Madrid trat auf sie zu. „Sie sehen aus, als müssten Sie zum Arzt.“
„Alles, was ich muss, ist, zu wissen, warum die Polizei mir das anhängen und dem kleinen Jungen wehtun will.“
„Lassen Sie mich Ihnen helfen, es herauszufinden.“
Mit einem verzweifelten Lachen hob sie die Pistole und trat einen Schritt zurück. „Bleiben Sie mir vom Leib, oder ich schwöre, ich drücke den Abzug.“
„Jessica, geben Sie mir die Pistole.“
„Zwingen Sie mich nicht …“
Er stürzte sich auf sie und drückte den Lauf in Richtung Decke. Ein Schrei entfuhr ihr, als seine Finger sich um die Hand schlossen, mit der sie die Waffe hielt. Ein Schuss löste sich, und Putz rieselte auf sie herab. Für ihre Größe war sie überraschend stark, doch Madrid überwältigte sie trotzdem mit Leichtigkeit. Eine Drehung, und die Waffe war seine. Dann packte er ihren anderen Arm an der Schulter und schob sie von sich.
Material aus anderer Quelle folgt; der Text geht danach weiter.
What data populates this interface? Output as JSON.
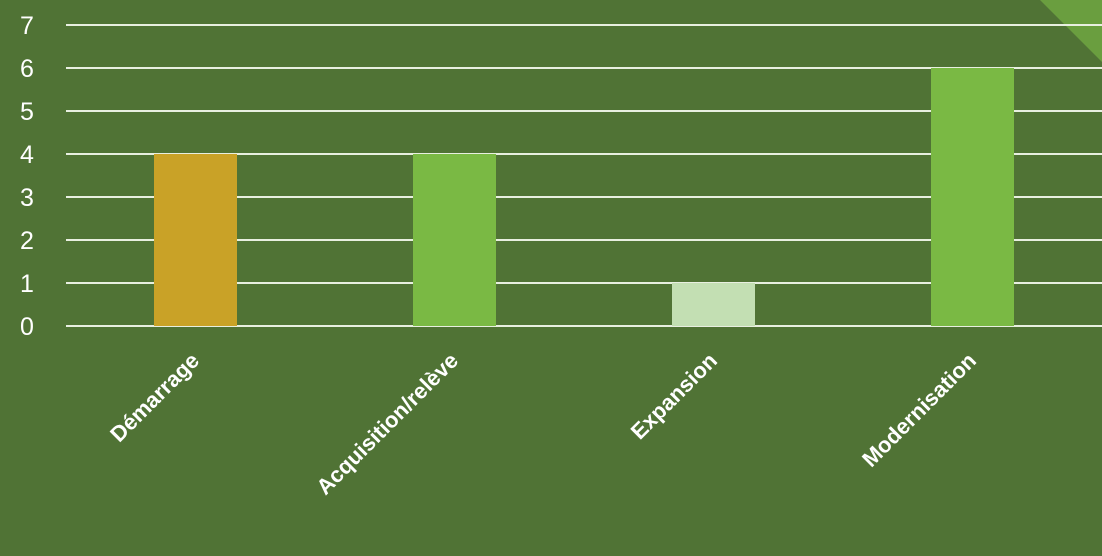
{
  "chart_data": {
    "type": "bar",
    "categories": [
      "Démarrage",
      "Acquisition/relève",
      "Expansion",
      "Modernisation"
    ],
    "values": [
      4,
      4,
      1,
      6
    ],
    "bar_colors": [
      "#c9a227",
      "#7ab944",
      "#c3dfb3",
      "#7ab944"
    ],
    "ylim": [
      0,
      7
    ],
    "yticks": [
      0,
      1,
      2,
      3,
      4,
      5,
      6,
      7
    ],
    "grid": true,
    "legend": "none",
    "title": "",
    "xlabel": "",
    "ylabel": ""
  },
  "theme": {
    "background": "#507335",
    "corner_accent": "#6a9e3f",
    "gridline": "#e8efe0",
    "text": "#ffffff"
  }
}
„Beruhigen Sie sich“, befahl er.
Sie kämpfte weiter, aber er bezweifelte, dass sie mehr als fünfzig Kilo wog. Sie war kein Gegner für seine eins neunzig und neunzig Kilo.
„Ich verhafte Sie wegen des Mordes an Angela Matheson“, sagte er.
„Ich habe sie nicht umgebracht.“ Sie schwankte und stützte sich mit dem Arm an der Wand ab, um das Gleichgewicht zu halten. „Das müssen Sie mir glauben.“
„Erzählen Sie das dem Richter, Honey.“ Er zog die Handschellen aus seinem Gürtel und ging auf sie zu. „Drehen Sie sich um, und zeigen Sie mir Ihre Handgelenke.“
Bevor er den Befehl durchsetzen konnte, stolperte sie erneut. Sie packte den Türknauf, um nicht hinzufallen. Doch ihre Augen rollten in die Höhlen zurück. Die Knie gaben unter ihr nach, und sie streckte die Hände aus, wie um den Fall abzufangen. Dann fiel sie einfach um wie tot.